In the Discourse software, you can enclose text in three backtick characters on their own lines:
```json
your copied code or string
```
And then receive a code fence presentation of the original text without alteration except for syntax highlighting:
{
"name": "contact_agent",
"description": "Communicate with recipient (sub-agent) by sending a message.",
"strict": true,
"parameters": {
"properties": {
"recipient": {
"description": "The recipient of the message.",
"title": "Recipient",
"type": "string"
},
"content": {
"description": "The message to send to recipient.",
"title": "Content",
"type": "string"
}
},
"required": [
"recipient",
"content"
],
"title": "contact_agent_args",
"type": "object",
"additionalProperties": false
}
}
The suggestion I would have is that in a developer-provided function, you avoid the use of “recipient”, as that is already an internal name. Then that the function be wholly described within in description fields, saying what it will do and what it is good for, when it shall be called, and what action will result and what will be returned. This one tells the AI nothing.

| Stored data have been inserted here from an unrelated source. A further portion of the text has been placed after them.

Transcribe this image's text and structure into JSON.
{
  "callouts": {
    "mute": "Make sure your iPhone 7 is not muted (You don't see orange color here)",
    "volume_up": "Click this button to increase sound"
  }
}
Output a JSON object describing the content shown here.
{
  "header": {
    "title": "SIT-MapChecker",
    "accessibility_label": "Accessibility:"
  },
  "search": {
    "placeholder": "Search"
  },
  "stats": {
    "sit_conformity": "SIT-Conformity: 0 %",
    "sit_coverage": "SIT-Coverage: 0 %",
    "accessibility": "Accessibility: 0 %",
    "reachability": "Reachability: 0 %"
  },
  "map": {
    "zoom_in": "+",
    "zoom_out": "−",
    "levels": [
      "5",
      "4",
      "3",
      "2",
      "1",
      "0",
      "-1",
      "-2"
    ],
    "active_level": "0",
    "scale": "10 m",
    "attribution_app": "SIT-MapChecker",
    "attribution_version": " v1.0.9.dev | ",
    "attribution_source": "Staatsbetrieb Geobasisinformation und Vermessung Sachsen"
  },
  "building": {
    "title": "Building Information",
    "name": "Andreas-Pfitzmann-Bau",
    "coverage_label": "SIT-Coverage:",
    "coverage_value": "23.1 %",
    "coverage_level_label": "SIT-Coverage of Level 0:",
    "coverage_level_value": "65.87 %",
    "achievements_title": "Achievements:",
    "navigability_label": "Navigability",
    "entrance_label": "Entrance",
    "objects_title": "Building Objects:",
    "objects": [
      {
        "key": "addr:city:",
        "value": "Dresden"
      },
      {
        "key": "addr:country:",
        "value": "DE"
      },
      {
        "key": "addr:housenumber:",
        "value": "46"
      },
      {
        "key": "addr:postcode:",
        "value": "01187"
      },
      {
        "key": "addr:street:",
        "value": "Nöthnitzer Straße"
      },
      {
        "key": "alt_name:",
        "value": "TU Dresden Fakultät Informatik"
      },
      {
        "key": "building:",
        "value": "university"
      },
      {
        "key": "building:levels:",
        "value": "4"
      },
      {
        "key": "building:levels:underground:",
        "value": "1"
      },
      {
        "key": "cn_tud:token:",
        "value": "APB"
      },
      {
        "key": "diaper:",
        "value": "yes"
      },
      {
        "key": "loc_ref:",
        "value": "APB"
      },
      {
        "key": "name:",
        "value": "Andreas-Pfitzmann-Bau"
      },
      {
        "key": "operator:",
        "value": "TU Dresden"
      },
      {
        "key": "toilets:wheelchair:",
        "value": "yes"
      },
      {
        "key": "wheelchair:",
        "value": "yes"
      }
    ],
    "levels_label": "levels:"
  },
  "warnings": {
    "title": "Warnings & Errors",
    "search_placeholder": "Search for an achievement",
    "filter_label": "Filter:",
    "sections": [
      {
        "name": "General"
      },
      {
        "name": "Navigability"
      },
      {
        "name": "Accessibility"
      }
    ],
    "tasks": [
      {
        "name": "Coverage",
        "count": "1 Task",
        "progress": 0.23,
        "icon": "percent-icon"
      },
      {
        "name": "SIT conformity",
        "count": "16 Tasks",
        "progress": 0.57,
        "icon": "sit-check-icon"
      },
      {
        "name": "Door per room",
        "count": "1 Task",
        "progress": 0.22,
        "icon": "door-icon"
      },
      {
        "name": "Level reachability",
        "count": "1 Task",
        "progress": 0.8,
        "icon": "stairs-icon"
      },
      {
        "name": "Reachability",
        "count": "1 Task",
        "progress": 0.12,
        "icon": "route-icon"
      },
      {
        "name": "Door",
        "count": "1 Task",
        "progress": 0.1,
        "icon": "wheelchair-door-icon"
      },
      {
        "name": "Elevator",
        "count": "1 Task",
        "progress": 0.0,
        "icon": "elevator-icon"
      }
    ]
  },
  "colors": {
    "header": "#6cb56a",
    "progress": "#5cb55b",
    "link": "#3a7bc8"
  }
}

Then eliminate field like “title” that do not match the tool name itself.
Also, do not refer to “preamble” in any prompting. In your main tool description field, if you want announcement first, simply indicate, “the user must be informed of your intention to invoke this function tool method before you then automatically send to it in the same response”.
See if the AI model calls tools properly when they describe their usefulness fully in a self-contained manner that is not otherwise referred to in prompting.